There was no one else in sight. She peeked out over the edge of the dune again. The man raised a hand and beckoned for her to come down.
Something about him-besides the obvious, she told herself-made her want to obey, and so she stood up, brushed herself off, and awkwardly descended the slippery face of the white dune. The man stood, clearly relaxed and waiting for her to join him. She could tell she was blushing as she approached, and she swore at herself under her breath.

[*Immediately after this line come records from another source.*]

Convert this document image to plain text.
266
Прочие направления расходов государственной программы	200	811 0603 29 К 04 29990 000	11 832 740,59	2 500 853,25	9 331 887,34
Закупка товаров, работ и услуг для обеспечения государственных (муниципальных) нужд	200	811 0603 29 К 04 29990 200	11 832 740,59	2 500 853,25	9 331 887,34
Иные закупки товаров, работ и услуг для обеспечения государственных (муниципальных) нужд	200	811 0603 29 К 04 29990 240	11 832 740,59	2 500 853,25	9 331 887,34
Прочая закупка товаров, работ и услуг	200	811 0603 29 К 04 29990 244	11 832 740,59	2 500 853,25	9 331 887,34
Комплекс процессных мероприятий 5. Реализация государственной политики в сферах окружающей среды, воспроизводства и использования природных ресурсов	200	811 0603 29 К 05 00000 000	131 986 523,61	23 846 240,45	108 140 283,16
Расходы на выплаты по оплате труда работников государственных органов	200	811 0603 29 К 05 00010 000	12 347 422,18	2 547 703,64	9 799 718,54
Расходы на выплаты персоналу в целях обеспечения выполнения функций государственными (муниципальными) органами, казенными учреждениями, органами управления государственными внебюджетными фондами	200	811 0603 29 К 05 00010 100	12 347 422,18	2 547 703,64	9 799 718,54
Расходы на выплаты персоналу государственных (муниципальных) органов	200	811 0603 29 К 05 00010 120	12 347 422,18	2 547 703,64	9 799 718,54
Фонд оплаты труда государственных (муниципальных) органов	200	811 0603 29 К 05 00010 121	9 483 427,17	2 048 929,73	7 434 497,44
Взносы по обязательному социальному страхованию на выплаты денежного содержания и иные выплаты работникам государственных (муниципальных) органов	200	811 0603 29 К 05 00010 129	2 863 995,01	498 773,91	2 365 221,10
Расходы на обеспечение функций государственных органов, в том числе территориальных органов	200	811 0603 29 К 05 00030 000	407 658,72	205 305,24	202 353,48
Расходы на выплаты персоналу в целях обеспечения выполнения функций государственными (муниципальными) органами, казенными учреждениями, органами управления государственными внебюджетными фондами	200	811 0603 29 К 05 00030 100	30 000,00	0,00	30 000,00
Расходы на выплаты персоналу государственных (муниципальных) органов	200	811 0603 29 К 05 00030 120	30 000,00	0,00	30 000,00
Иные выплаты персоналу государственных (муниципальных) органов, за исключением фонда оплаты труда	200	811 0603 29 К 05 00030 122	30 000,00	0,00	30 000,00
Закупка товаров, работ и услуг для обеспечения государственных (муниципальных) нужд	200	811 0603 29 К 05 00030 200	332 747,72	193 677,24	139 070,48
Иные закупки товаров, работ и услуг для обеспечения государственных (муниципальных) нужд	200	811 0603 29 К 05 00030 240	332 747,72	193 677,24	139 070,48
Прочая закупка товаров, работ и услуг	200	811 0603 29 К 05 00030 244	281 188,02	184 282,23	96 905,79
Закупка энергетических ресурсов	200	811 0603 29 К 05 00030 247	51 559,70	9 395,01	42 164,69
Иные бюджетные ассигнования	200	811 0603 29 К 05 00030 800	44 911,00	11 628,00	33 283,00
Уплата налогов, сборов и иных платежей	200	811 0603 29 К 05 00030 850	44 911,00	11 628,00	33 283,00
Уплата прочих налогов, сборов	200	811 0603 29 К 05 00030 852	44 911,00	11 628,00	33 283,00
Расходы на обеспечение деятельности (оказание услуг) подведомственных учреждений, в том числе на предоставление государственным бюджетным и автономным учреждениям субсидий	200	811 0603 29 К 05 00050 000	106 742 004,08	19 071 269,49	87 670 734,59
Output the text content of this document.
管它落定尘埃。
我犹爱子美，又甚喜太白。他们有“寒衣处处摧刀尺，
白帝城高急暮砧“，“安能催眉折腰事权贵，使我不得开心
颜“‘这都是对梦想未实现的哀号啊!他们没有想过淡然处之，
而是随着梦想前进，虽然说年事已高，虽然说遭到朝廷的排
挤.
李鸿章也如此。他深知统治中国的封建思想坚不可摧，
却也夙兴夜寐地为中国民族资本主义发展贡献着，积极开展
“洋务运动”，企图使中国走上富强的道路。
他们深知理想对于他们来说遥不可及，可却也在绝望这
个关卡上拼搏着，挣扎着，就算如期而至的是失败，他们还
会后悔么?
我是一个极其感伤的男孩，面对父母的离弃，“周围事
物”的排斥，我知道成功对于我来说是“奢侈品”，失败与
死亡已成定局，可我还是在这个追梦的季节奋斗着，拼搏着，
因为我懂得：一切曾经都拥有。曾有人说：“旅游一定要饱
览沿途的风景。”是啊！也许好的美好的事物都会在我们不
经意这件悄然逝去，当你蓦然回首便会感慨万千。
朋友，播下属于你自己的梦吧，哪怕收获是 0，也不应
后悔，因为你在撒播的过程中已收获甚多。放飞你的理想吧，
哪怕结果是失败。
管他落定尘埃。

“Latha Math,” he said in Gaelic.
“Hello,” Gretchen replied. “What are you doing?”
“Fishing,” he said, again in Gaelic.
“In the ocean? By hand?”
The man shrugged and bent over the small fire he had made out of driftwood. He blew on it a few times and rearranged the wood. Gretchen took the opportunity to look him over a little more closely. His skin was hairless, white and gleaming, like something new from nature-an early spring sprout or a recently blossomed flower petal. It looked soft and luminous, tender and delicate.
She shook herself as she realised he had just said something. “What?”
“I asked if you’re hungry,” the man asked.
“Oh, yes. Yes, I suppose so,” she said, not actually knowing if she was hungry or not.
The man reached across to what turned out to be a couple of midsized mackerel. He moved his strong hands quickly over them, running his thumbnail here, bending the head back there, sliding his fingers underneath here, and in a matter of seconds he had produced a small pile of offal and two glistening fillets. He tossed them into the fire on the face of a long, flat rock.
Gretchen had never seen anyone prepare food in this fashion, but he obviously knew what he was doing. And then she watched while he bent over the fire and licked his fingers, palms, and wrists clean of the scales and slime that cleaning the fish had left behind on him. It was slightly sickening but also, Gretchen felt with a terrible stir inside of her, an awful compulsion.
“Aren’t you. . cold?” she asked eventually, as the fish started to bubble merrily. “Swimming like. . that?”
“The sea is my true home. One’s true home is never cold,” he answered. “Ah, lovely,” he said, sliding a stick under one of the mackerel fillets and lifting it up. “Here you are, eat up,” he said, passing her the stick.